No, David could not allow this man and his misguidedness to endanger Zameen and the boy.
He could see that the man’s ardour was genuine, but it was directed at falsehoods. David had learnt as much as he could about his great-uncle’s death and had decided that — an outrage and a crime though his hanging was — he could not agree with the man’s views. They would have resulted in the United States becoming entangled in the barbed coils of revolution, like the rest of the countries that had adopted Communism and its offshoots. Revolutions that eventually devoured their children and turned half the planet into a prison. They were the early years of the century and he admired the optimism of people like his distant relative, was even proud to have such a person in his bloodline, someone who cared about equality and justice. But at the opposite end of the century, the consequences were there for all those who wanted to see them. In David’s time, an end to inequality and injustice meant having to contain and undo those outcomes.
‘Just wait until the Soviets are defeated,’ David said. ‘Then we’ll help you Afghans sweep away the landlords and mullahs.’
‘The Soviets are helping us now. Building roads, hospitals, dams — which your people keep destroying.’

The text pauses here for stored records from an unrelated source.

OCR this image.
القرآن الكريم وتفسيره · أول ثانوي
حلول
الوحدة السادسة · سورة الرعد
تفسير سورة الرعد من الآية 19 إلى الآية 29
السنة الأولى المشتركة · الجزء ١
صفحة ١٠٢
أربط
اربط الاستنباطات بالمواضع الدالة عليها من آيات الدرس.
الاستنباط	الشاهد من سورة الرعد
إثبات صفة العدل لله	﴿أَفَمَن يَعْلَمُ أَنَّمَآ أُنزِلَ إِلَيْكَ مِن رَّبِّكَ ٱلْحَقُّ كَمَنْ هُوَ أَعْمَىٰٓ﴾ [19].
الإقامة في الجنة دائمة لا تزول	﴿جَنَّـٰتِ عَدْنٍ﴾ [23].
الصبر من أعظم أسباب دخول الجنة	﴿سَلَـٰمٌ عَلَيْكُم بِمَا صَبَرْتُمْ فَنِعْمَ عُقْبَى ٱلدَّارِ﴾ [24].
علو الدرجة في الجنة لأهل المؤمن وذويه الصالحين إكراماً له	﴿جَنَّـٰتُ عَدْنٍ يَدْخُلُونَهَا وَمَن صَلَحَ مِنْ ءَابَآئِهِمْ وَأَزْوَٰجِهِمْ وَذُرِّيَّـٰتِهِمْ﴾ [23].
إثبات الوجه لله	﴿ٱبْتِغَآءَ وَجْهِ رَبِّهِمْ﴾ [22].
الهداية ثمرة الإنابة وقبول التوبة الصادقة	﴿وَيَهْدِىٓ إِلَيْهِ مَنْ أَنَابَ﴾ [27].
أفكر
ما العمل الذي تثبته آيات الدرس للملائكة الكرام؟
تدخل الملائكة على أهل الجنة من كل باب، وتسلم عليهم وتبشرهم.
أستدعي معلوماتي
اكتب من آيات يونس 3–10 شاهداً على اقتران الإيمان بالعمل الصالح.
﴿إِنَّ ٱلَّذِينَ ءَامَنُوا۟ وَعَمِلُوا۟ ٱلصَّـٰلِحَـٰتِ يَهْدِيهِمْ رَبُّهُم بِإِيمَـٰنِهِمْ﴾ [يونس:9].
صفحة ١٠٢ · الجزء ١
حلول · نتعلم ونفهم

They weren’t building anything. It was all either thirdrate or just for show, and either way they were billing Afghanistan millions for it.
‘The Soviets are flying thousands of our children to Moscow to be given free education. If I had a child I’d send him happily.’ And he said that he and a small group of like-minded young men and women had come together and were planning to journey back to Kabul in a few weeks’ time, to offer their services to the Communist regime.
David walked away from him.
And then the next afternoon, Christopher Palantine informed him that the Soviet military would be carrying out an air attack on the refugee camp where the young man lived. The refugee camps of Peshawar were the hub of the anti-Soviet guerrillas, where commanders and warriors came to regroup and recuperate after fighting the Soviet Army in Afghanistan. Tested beyond endurance, the Soviets had violated Pakistani air space to bomb the camps many times before — and that afternoon they would be doing it again.